Following the hugely successful Trident Workshop last year, the Atlantic Council of the United Kingdom is pleased to announce that it will be hosting this year's event in York. The event is open to ACUK members only, and will focus on the strategic implications of not only Trident renewal, but also the building political opposition to the UK's nuclear deterrent. In November 2015, the Chancellor George Osborne announced his intention to remove responsibility for the renewal from the Ministry of Defence, arguing that HM Treasury would be better placed and more competent to handle the process. When taken in the context of recent comments by General Sir Nick Houghton about his opposition to Jeremy Corbyn's stance on Trident, it exposes the depth of division within Government on the issue. 

With the nuclear deterrent and indeed defence in general no longer publicly perceived to be the preserve of politicians, officials and the military to decide upon, Trident renewal has become inextricably linked to wider issues.
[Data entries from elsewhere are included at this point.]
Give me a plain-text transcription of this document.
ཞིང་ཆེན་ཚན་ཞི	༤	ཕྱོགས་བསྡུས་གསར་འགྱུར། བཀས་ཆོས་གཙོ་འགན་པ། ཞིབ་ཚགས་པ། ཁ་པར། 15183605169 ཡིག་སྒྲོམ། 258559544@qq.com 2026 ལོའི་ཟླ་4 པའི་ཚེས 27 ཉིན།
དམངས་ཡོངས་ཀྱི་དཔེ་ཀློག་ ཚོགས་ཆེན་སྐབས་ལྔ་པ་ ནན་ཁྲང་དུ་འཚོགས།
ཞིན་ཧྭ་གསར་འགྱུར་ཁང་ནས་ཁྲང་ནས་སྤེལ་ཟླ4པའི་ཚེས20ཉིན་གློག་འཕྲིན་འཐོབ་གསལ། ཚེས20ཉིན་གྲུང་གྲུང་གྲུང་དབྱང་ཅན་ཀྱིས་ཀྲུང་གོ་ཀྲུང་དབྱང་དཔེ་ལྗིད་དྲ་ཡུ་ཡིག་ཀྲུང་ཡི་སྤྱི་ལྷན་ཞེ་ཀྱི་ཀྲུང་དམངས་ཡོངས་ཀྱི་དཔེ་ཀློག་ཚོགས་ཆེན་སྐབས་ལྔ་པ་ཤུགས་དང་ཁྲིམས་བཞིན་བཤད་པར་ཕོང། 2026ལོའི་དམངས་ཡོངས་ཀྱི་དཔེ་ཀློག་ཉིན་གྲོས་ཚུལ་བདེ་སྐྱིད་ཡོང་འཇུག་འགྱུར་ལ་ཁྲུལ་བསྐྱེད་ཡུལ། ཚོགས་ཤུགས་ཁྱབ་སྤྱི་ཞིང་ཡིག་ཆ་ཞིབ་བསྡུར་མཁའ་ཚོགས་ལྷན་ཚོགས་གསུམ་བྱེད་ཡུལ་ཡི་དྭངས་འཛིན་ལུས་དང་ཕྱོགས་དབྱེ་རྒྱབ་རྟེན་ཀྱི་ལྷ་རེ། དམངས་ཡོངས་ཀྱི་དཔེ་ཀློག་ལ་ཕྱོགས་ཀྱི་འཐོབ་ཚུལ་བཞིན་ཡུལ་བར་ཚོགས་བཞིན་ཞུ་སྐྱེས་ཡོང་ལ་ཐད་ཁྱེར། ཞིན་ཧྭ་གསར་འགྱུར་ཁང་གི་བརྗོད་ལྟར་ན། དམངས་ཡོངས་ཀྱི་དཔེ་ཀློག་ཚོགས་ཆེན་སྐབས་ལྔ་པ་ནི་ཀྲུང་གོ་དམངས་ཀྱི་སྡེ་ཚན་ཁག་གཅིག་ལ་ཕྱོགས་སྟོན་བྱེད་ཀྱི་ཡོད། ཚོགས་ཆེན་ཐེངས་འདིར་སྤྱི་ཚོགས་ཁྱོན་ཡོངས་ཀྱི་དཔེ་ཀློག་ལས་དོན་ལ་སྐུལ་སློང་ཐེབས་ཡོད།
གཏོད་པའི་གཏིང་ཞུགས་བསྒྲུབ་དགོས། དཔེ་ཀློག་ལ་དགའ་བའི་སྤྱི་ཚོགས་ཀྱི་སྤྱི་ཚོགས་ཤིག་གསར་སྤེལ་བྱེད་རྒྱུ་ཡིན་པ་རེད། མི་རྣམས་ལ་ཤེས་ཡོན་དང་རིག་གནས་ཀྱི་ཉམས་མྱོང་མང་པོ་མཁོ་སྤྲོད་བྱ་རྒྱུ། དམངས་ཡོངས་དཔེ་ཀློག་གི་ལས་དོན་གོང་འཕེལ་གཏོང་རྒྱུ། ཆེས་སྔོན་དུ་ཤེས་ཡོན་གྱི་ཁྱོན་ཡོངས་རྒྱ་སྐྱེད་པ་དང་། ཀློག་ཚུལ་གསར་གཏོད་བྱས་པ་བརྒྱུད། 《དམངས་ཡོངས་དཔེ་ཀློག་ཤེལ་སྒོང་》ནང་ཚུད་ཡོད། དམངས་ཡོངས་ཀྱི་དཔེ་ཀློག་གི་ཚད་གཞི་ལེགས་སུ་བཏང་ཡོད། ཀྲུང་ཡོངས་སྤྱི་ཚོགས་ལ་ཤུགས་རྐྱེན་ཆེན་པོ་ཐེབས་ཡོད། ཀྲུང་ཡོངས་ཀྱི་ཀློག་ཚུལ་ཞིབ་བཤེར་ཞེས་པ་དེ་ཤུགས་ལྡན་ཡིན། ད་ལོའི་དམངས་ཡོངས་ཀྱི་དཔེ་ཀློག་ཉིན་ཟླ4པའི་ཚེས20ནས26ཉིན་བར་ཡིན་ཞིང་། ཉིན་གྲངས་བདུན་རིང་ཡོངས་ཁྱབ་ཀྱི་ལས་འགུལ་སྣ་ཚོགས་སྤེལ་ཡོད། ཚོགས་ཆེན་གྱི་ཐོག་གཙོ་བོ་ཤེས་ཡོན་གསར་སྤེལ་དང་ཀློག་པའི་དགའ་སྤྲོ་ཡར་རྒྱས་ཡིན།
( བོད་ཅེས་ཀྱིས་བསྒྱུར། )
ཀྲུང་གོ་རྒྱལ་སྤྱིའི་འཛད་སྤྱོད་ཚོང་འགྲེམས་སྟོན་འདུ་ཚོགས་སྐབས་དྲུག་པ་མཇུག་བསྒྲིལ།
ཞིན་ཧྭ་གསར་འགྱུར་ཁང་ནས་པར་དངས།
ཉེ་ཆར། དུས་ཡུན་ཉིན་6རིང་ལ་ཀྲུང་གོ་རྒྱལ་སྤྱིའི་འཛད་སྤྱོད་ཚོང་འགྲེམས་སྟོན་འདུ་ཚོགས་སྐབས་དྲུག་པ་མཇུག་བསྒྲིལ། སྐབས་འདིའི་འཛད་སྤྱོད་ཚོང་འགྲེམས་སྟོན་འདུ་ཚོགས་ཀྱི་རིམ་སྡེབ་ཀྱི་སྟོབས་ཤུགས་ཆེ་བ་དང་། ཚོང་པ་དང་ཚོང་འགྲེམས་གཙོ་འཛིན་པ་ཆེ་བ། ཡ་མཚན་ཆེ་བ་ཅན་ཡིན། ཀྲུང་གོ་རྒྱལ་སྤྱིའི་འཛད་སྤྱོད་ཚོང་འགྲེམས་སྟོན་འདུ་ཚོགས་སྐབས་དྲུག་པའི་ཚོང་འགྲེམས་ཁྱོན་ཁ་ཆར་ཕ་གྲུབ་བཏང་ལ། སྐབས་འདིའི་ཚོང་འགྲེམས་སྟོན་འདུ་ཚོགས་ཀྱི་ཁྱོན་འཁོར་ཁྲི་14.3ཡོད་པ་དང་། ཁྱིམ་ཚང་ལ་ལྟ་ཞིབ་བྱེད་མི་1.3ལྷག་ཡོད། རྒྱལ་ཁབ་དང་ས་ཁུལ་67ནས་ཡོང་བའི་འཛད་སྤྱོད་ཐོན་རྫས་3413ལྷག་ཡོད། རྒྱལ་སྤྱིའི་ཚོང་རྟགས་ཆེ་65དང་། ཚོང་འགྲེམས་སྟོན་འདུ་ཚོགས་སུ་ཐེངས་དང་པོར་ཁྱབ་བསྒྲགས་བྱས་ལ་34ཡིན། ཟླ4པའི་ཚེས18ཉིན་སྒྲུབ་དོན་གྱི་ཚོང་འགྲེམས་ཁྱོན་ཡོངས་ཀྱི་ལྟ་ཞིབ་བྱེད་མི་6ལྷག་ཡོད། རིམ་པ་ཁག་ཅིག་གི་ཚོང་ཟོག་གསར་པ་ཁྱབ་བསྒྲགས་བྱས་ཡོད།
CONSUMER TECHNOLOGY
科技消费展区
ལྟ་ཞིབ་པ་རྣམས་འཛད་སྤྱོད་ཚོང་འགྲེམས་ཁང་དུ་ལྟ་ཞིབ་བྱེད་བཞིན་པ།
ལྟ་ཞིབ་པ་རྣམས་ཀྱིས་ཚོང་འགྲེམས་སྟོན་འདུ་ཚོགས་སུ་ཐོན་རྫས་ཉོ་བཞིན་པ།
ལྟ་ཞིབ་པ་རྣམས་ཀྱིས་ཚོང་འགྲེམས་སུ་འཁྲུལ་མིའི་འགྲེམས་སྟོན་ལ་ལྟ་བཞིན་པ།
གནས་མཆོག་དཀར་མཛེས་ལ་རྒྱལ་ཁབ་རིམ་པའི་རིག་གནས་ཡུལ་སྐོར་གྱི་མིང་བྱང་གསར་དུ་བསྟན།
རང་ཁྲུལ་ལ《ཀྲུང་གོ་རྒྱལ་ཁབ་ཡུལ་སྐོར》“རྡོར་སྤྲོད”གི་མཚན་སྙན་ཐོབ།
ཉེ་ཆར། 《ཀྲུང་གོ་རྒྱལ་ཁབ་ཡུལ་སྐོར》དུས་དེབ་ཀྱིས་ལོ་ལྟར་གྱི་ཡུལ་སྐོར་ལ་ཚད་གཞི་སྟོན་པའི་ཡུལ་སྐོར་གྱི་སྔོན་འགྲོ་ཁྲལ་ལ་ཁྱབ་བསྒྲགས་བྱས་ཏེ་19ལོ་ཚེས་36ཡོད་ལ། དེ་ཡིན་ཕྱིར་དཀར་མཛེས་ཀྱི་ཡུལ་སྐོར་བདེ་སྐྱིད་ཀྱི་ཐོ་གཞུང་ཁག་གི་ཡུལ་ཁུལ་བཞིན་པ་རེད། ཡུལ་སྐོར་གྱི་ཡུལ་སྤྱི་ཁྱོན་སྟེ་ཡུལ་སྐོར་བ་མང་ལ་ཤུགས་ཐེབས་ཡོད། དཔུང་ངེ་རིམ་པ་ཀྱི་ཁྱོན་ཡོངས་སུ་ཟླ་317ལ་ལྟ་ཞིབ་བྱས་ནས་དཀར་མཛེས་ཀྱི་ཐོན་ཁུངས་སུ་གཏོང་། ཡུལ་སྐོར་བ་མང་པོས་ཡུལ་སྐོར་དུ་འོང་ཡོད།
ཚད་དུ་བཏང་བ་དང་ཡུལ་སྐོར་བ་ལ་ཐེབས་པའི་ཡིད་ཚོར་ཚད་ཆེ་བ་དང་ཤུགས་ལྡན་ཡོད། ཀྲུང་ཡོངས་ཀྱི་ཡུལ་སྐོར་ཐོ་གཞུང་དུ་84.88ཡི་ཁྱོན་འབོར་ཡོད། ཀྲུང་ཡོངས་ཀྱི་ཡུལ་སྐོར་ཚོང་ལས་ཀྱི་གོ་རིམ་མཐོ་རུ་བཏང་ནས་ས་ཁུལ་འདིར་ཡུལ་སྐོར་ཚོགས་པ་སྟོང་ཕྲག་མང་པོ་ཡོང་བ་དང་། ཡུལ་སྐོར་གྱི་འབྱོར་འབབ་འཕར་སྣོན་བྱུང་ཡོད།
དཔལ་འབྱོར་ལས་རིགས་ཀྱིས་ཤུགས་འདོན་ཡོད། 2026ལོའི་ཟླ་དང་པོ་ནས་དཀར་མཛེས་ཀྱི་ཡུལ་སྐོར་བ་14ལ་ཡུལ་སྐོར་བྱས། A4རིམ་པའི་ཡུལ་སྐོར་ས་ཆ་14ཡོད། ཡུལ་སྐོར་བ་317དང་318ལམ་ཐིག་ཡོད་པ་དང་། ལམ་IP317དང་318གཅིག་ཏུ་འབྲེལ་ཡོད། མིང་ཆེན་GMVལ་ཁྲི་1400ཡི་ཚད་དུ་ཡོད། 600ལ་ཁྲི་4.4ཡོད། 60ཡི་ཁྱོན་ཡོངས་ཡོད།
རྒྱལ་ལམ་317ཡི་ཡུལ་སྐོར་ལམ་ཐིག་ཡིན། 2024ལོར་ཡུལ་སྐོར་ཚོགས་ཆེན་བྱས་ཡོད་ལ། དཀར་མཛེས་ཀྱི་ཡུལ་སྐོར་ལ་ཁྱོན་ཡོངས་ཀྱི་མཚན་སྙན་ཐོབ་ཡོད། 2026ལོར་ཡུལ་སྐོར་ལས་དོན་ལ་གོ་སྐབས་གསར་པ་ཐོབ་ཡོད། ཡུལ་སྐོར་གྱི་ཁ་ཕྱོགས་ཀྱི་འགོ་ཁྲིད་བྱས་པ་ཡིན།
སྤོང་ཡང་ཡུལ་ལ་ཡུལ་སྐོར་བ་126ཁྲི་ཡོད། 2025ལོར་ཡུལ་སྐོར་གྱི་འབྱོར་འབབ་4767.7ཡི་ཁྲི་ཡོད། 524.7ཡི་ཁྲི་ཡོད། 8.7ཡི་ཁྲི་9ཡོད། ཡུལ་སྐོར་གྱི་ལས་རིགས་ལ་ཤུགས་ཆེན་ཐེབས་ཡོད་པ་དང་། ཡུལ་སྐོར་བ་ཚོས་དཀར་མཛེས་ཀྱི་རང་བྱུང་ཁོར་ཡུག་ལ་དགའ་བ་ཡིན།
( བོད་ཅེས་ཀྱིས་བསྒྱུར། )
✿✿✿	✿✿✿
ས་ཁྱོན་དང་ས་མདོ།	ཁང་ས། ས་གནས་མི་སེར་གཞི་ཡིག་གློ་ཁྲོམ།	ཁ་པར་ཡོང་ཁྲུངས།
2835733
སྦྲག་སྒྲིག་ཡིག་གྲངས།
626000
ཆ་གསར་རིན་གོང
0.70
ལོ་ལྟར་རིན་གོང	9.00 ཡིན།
Scottish nationalism has at its heart a reconsideration of the merits of the deterrent on home soil. Austerity and the consequential reduction in real terms of the funding for our armed forces has likewise forced a reappraisal of the need for Trident renewal. The very fact that society is divided over a question that was once thought to be part of a discrete discource among defence professionals shows the extent to which NATO Allies need to be prepared to engage with the public and Civil Society spaces. Reasons, logics and assumptions must now be set out, or governments risk losing traction with the very publics they set out to serve altogether.